I want to get the channel and the air-time of each program, but the problem is that by default they do not appear. Only after manually configuring the settings and saving them, the channel and the air-time of each program appear.
As I understand after inspecting the 'Network' section in the Chrome's developer tools, what actually happens after I click 'Save Settings' is that a POST request is being sent, with the relevant data parameters (e.g. 's_networks':'on'
and etc'), then a GET request is being sent, to retrieve the html file with channel and the air-time displayed.
I tried to emulate this process (POST request then GET request) using both
the python's requests
package, and the mechanicalsoup
package.
requests:
s = requests.Session()
s.post('http://www.pogdesign.co.uk/cat/', data = {'s_networks':'on'})
s.get('http://www.pogdesign.co.uk/cat/')
mechanicalsoup:
mcs = mechanicalsoup.Browser()
res_post = mcs.post('http://www.pogdesign.co.uk/cat/', data {'s_networks':'on'})

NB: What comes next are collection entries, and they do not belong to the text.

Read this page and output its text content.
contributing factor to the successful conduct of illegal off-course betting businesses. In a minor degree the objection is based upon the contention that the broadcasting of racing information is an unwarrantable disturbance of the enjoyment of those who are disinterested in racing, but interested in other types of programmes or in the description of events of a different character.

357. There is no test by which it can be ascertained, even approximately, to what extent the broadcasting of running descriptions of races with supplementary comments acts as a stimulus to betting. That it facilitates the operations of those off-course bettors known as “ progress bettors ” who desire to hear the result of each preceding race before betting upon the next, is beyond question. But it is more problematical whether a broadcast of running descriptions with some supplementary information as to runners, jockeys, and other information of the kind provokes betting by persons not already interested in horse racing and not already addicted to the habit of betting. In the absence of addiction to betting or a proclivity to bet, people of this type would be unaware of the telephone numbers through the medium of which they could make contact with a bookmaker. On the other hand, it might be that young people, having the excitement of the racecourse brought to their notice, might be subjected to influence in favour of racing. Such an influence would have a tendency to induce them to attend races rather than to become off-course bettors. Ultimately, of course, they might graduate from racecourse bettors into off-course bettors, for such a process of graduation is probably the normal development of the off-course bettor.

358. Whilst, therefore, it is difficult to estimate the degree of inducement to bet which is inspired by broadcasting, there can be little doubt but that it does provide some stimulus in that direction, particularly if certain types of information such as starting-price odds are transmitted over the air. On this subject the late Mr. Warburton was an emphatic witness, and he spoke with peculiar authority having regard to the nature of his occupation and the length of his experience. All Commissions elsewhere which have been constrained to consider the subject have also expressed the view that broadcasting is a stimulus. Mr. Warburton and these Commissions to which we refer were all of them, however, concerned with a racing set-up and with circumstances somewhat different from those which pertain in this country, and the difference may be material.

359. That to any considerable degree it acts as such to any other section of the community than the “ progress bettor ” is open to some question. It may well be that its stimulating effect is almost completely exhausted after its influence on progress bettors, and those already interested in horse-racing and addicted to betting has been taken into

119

res_get = mcs.get('http://www.pogdesign.co.uk/cat/')
Yet the response I receive does not contain the channel and the air-time data.
The only difference I noticed is that the status code returned from the browser's POST request is 302
, and the returned status code from my python requests is 200
.
It is because of cookie which stores the user info, you can try the following code
import requests
s = requests.Session()
data = {
"style": 3,
"timezone": "GMT",
"s_numbers": "on",
"s_epnames": "on",
"s_airtimes": "on",
"s_popups": "on",
"s_wunwatched": "on",
"s_sortbyname": "on",
"s_weekstyle": "on",
"s_24hr": "on",
"settings": None
}
cookies = { # you can get the cookie info from dev tool
"CAT_UID":'' ,
"PHPSESSID":'' ,
"_ga": '',
"_gid": '',
"_gat": ""
}
post = s.post('http://www.pogdesign.co.uk/cat/', data=data, cookies=cookies)
text = post.text
get = s.get('http://www.pogdesign.co.uk/cat/', cookies=cookies)
text1 = get.text